Yes, an executor or trustee can be held liable for their actions. If they fail to carry out their duties properly, they can be held accountable by the beneficiaries.

→ Can I name more than one person as co-executors or co-trustees?

Yes, you can name more than one person to serve as co-executors or co-trustees. This can be a good way to spread the responsibilities and ensure checks and balances. However, it can also lead to disagreements or complications if the co-executors or co-trustees don't work well together. If you choose this option, it's important to include clear instructions in your will or trust about how decisions should be made.

→ Can an executor or trustee decline the role?

Yes, an executor or trustee can decline the role, even if they've been named in a will or trust. That's why it's always a good idea to discuss this role with the person you're considering before naming them in your documents. If an executor or trustee chooses to decline the role, a backup executor or trustee named in your will or trust would typically take on the responsibilities. If no backup is named, the court may appoint someone to fill the role.

Guardianship for Minors

For those with minor children, naming a legal guardian in your will is of utmost importance. This person will be responsible for your children's care if both parents die before they reach adulthood. It's a decision that requires serious thought and discussion with potential guardians.

→ Can I name anyone I want as a guardian for my minor children?

Yes, you generally have the right to name anyone you want as a guardian for your minor children. However, the person you choose must be legally eligible to serve as a guardian. This typically means they must be a legal adult and have no history that would disqualify them, such as a serious criminal record. It's also essential that the person is willing and able to assume the responsibilities of guardianship.

→ What happens if I don't name a guardian for my minor children in my will?

If you do not name a guardian for your minor children in your will and both parents die or become unable to care for the children, the court will appoint a guardian. The court's choice may not be the person you would have chosen. It's also a more lengthy and costly process than if a guardian was named in the will.

→ What factors should I consider when choosing a guardian for my minor children?
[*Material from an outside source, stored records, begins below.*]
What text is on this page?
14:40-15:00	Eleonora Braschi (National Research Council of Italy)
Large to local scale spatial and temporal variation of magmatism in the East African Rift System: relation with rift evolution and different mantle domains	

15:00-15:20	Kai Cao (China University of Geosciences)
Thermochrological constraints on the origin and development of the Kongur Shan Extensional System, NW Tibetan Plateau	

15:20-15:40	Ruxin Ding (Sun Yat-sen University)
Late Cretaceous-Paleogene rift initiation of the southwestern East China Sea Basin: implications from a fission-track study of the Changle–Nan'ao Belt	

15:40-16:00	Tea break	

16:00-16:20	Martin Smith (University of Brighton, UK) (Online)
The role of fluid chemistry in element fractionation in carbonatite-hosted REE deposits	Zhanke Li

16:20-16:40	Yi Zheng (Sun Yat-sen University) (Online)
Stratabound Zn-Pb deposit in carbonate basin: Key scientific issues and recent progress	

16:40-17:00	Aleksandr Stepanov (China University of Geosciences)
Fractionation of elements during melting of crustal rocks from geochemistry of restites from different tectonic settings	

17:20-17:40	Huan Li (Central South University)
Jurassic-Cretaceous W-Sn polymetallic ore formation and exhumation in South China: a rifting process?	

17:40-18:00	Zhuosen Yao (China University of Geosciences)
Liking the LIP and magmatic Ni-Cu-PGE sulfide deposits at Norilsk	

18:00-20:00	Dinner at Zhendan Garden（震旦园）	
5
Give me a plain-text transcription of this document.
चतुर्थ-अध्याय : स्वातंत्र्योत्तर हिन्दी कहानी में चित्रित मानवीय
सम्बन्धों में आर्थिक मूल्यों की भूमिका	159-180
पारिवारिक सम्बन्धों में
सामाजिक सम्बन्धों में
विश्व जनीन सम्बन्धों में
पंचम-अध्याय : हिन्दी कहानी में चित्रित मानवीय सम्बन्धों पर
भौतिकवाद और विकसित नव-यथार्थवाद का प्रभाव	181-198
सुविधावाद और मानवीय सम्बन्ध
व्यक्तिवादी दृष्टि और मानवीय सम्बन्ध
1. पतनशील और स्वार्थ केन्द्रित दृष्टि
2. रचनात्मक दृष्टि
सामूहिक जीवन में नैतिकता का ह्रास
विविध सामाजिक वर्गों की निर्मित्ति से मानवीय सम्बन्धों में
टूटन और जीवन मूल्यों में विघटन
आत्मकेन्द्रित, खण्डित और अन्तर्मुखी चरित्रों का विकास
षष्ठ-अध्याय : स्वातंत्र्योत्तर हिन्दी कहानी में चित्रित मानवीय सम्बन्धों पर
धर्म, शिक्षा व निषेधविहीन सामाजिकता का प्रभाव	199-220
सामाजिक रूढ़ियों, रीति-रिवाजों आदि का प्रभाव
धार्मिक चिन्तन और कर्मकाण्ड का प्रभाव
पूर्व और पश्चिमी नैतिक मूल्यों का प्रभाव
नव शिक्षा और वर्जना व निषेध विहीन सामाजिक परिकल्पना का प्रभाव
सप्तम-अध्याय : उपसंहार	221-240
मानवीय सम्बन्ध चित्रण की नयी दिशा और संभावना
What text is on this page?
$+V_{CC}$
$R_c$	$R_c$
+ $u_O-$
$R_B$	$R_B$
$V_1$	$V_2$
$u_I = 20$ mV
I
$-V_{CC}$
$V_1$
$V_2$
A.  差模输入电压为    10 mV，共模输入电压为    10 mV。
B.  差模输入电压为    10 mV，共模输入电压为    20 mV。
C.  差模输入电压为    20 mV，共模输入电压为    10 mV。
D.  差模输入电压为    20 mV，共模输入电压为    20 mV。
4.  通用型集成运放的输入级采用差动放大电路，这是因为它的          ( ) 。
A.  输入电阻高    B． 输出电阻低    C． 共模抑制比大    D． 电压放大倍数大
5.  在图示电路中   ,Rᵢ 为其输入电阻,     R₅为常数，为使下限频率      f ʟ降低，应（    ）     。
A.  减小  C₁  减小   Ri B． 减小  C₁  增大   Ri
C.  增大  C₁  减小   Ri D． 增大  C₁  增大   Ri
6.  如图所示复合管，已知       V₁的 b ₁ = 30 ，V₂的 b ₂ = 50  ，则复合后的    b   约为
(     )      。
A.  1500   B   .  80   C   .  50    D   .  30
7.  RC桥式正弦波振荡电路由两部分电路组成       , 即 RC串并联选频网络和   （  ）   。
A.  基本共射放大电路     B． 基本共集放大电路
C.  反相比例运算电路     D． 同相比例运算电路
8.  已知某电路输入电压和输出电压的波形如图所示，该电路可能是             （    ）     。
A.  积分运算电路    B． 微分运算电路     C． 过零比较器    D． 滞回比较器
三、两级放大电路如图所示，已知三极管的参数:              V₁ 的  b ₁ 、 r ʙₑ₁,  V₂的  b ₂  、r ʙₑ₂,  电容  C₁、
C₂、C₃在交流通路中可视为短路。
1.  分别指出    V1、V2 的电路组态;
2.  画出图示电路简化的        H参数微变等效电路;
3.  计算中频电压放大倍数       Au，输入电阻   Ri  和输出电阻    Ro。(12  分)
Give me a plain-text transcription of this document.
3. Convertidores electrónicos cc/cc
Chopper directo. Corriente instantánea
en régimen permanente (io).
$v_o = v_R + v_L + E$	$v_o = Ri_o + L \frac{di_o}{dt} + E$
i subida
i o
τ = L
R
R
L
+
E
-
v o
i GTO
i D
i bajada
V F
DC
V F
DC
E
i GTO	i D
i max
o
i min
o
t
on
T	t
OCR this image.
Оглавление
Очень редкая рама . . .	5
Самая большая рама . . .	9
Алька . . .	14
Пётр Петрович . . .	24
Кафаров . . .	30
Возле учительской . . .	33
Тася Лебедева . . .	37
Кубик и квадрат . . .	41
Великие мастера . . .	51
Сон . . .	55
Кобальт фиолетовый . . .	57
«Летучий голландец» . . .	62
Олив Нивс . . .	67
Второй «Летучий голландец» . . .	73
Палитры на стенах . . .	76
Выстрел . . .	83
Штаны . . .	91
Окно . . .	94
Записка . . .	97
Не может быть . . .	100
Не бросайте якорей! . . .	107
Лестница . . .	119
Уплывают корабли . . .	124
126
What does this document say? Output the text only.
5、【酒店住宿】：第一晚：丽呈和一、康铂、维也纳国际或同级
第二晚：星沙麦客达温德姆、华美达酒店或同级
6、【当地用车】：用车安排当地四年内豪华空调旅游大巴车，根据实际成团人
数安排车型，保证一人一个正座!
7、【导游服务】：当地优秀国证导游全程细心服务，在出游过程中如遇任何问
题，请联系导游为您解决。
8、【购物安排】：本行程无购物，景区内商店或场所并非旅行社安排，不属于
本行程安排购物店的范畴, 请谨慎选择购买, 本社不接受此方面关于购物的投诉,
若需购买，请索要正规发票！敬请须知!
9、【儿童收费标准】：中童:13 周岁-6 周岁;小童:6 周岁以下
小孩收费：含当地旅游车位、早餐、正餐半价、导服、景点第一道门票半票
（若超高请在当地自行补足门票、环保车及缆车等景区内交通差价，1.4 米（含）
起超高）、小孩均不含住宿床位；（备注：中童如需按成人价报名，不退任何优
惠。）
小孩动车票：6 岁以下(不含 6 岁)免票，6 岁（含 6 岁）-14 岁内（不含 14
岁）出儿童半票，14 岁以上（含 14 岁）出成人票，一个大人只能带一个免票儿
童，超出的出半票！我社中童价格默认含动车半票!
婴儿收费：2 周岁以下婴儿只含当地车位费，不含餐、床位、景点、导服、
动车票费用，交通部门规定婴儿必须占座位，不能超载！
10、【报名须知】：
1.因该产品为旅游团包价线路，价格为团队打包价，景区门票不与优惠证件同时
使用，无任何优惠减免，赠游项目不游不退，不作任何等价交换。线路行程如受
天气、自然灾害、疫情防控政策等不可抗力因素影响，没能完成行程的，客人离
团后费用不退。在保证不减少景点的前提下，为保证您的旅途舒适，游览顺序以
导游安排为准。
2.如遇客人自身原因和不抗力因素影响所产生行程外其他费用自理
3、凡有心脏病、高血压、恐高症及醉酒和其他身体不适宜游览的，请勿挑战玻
There are several factors to consider when choosing a guardian for your minor children. These include the potential guardian's age, health, stability, location, parenting skills, moral values, and willingness to serve as guardian. You should also consider whether the person has a close and loving relationship with your children and whether they will be able to provide a stable, loving home.

→ Can a guardian be appointed for a minor child even if the other parent is still alive?

Typically, if one parent dies, the other parent assumes full custody of the minor children, even if a guardian is named in the deceased parent's will. However, a guardian may be appointed if the surviving parent is unable or unfit to care for the children.

→ Can a child's legal guardian be changed after my death?

Yes, a child's legal guardian can be changed after your death. A guardian can resign, or the court can remove a guardian who is not fulfilling their duties properly. If this happens, the court will appoint a new guardian. If possible, it's a good idea to name an alternate guardian in your will in case the first guardian cannot serve.

→ Can I name alternate guardians in case my first choice is unable or unwilling?

Yes, it's a good idea to name alternate guardians in your will. This can prevent a court battle if your first choice is unable or unwilling to serve as guardian. You can name as many alternate guardians as you like, in the order you would prefer them to be considered.